Label : Caroline Records
Date de sortie : 2020/06/12
Genre : art rock / art punk / electro
Photographies : Jehnny Beth 2020 © Johnny Hostile
Note : 85%
Posté par : Emmanuël Hennequin

Nous ne l’avons rencontrée qu’une fois, mais ça saute à la figure. Son regard vous rentre dedans, charisme en diable. Sur scène, vous ne voyez qu’elle, c’est comme ça. Son corps est une âme, la force vient de l’intérieur.

Alors s’enfermer dans un rôle, à d’autres. La force de Jehnny est aussi dans la manière dont elle s’expose. Elle soigne les images et ne se montre pas n’importe comment, n’importe où : preneuse, donneuse de parole, spectatrice, actrice et commentatrice du son, de sa causalité, de ce qui fait que les choses existent. C’est dans les choix que s’écrit l’histoire des êtres. Ces derniers mois, conjonction des astres : Beth nous disait en filigrane de ses activités média (Echoes, ARTE) être autre chose que la chanteuse charismatique d’un (formidable) groupe noise rock, Savages. Il suffisait de regarder ou d’écouter ses shows : Jehnny était en train de se déplacer, le citron bouillonnait. Un potentiel en dévoilement, autre que celui de la femme rock : exposition à même de décaler l’image de la frontwoman, et le temps qui file. Le dernier album de Savages, poing levé et culte (Adore Life), est paru en 2016.

Jusqu’ici, nous rattachions Jehnny au collectif. Unir plusieurs : le groupe vise une chimie, souhaitons-la magique – mais peut-être arrive-t-il un moment où se produit comme un déclic intérieur, écho d’une question restée en tension basse mais qui soudain envahit le spectre. Moment X ou Y : "que, qui suis-je ?"

"I am" est le titre qui fait se débuter To Love Is To Live, et ce n’est sans doute pas sans raison. Le disque solo, c’est partir à la rencontre de soi et Beth elle-même a dit le mal qu’elle a pu éprouver à se définir, à la question posée de ses qualités ou forces principales.

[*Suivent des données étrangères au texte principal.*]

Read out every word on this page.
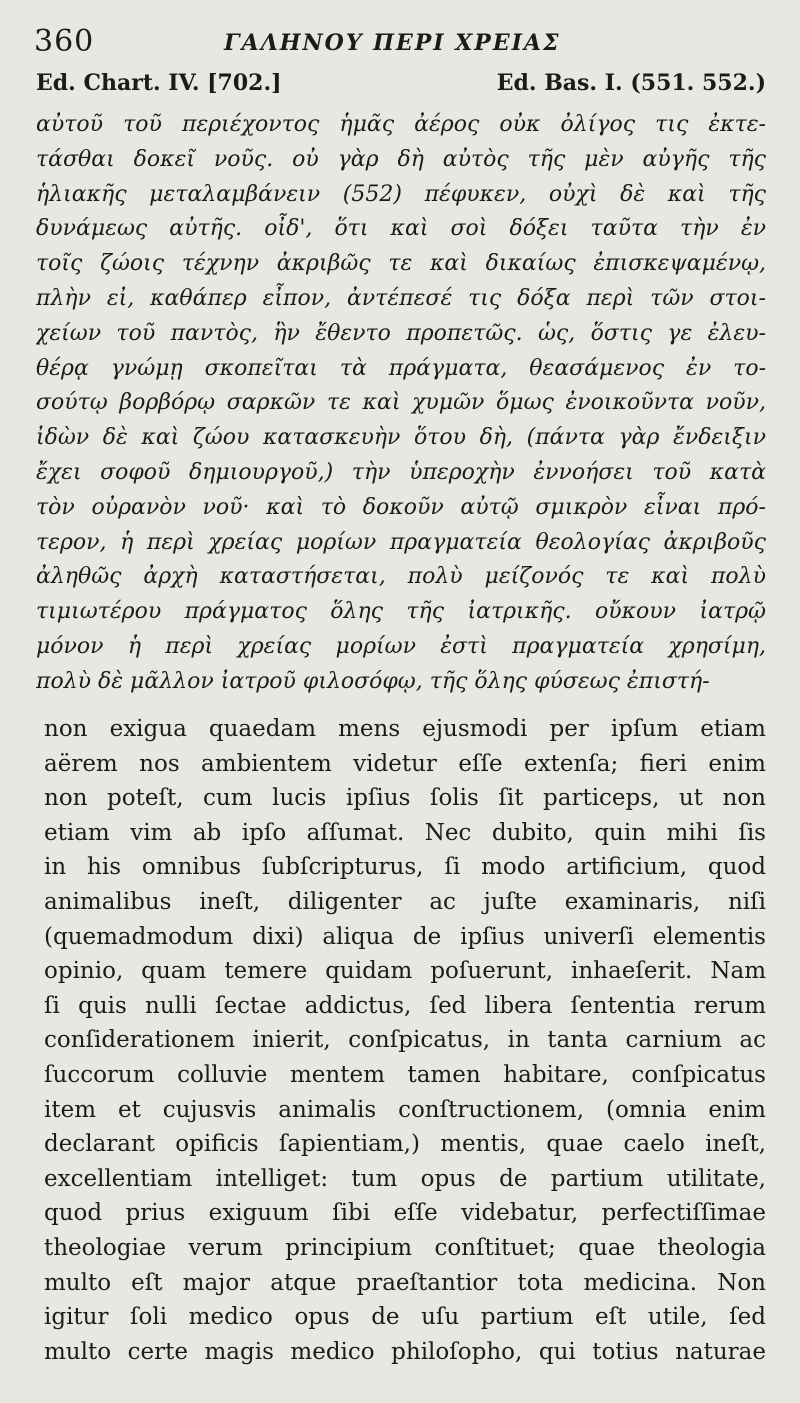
360	ΓΑΛΗΝΟΥ ΠΕΡΙ ΧΡΕΙΑΣ
Ed. Chart. IV. [702.]	Ed. Bas. I. (551. 552.)
αὐτοῦ τοῦ περιέχοντος ἡμᾶς ἀέρος οὐκ ὀλίγος τις ἐκτε-
τάσθαι δοκεῖ νοῦς. οὐ γὰρ δὴ αὐτὸς τῆς μὲν αὐγῆς τῆς
ἡλιακῆς μεταλαμβάνειν (552) πέφυκεν, οὐχὶ δὲ καὶ τῆς
δυνάμεως αὐτῆς. οἶδ', ὅτι καὶ σοὶ δόξει ταῦτα τὴν ἐν
τοῖς ζώοις τέχνην ἀκριβῶς τε καὶ δικαίως ἐπισκεψαμένῳ,
πλὴν εἰ, καθάπερ εἶπον, ἀντέπεσέ τις δόξα περὶ τῶν στοι-
χείων τοῦ παντὸς, ἣν ἔθεντο προπετῶς. ὡς, ὅστις γε ἐλευ-
θέρᾳ γνώμῃ σκοπεῖται τὰ πράγματα, θεασάμενος ἐν το-
σούτῳ βορβόρῳ σαρκῶν τε καὶ χυμῶν ὅμως ἐνοικοῦντα νοῦν,
ἰδὼν δὲ καὶ ζώου κατασκευὴν ὅτου δὴ, (πάντα γὰρ ἔνδειξιν
ἔχει σοφοῦ δημιουργοῦ,) τὴν ὑπεροχὴν ἐννοήσει τοῦ κατὰ
τὸν οὐρανὸν νοῦ· καὶ τὸ δοκοῦν αὐτῷ σμικρὸν εἶναι πρό-
τερον, ἡ περὶ χρείας μορίων πραγματεία θεολογίας ἀκριβοῦς
ἀληθῶς ἀρχὴ καταστήσεται, πολὺ μείζονός τε καὶ πολὺ
τιμιωτέρου πράγματος ὅλης τῆς ἰατρικῆς. οὔκουν ἰατρῷ
μόνον ἡ περὶ χρείας μορίων ἐστὶ πραγματεία χρησίμη,
πολὺ δὲ μᾶλλον ἰατροῦ φιλοσόφῳ, τῆς ὅλης φύσεως ἐπιστή-
non exigua quaedam mens ejusmodi per ipſum etiam
aërem nos ambientem videtur eſſe extenſa; fieri enim
non poteſt, cum lucis ipſius ſolis ſit particeps, ut non
etiam vim ab ipſo aſſumat. Nec dubito, quin mihi ſis
in his omnibus ſubſcripturus, ſi modo artificium, quod
animalibus ineſt, diligenter ac juſte examinaris, niſi
(quemadmodum dixi) aliqua de ipſius univerſi elementis
opinio, quam temere quidam poſuerunt, inhaeſerit. Nam
ſi quis nulli ſectae addictus, ſed libera ſententia rerum
conſiderationem inierit, conſpicatus, in tanta carnium ac
ſuccorum colluvie mentem tamen habitare, conſpicatus
item et cujusvis animalis conſtructionem, (omnia enim
declarant opificis ſapientiam,) mentis, quae caelo ineſt,
excellentiam intelliget: tum opus de partium utilitate,
quod prius exiguum ſibi eſſe videbatur, perfectiſſimae
theologiae verum principium conſtituet; quae theologia
multo eſt major atque praeſtantior tota medicina. Non
igitur ſoli medico opus de uſu partium eſt utile, ſed
multo certe magis medico philoſopho, qui totius naturae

Le disque solo, il faut un moment pour que ça arrive, un entourage sans doute aussi.
Jehnny est bien entourée. Sur l’action, trois producteurs (Flood, Atticus Ross, et un certain Johnny Hostile) et guests choisis (Romy Madley Croft [The xx], l’acteur irlandais Cillian Murphy). Parmi les invités se trouve celui qui a posé la question de la force principale (Joe Talbot, d’IDLES), participant peut-être au déclenchement d'un tsunami. To Love Is To Live est une vague sans nom, elle prend tout. Pas un disque de rock, un florilège d’intentions. Les guitares ne crient pas comme dans Savages, ce n’est pas le même jeu. Le piano déflore l’intime (paysages nostalgiques sur "French Countryside", sublime), quand la technologie s’arroge les premiers rôles et crache un venin ("I’m the Man", regarde moi et laisse de la place). La voix de Jehnny serpente entre les pulsations, se glisse dans les couloirs d’une angoisse amoureuse passée ("Flower", souvenir d’une émotion en germe au Jumbo’s Clown Room, fameux club burlesque d’Hollywood). Beth fout en l’air les codes romantiques de la pop et dit ce qu’elle a vécu, ce qu’elle voit ou ressent, franchit les barrières insupportables ("We will sin together").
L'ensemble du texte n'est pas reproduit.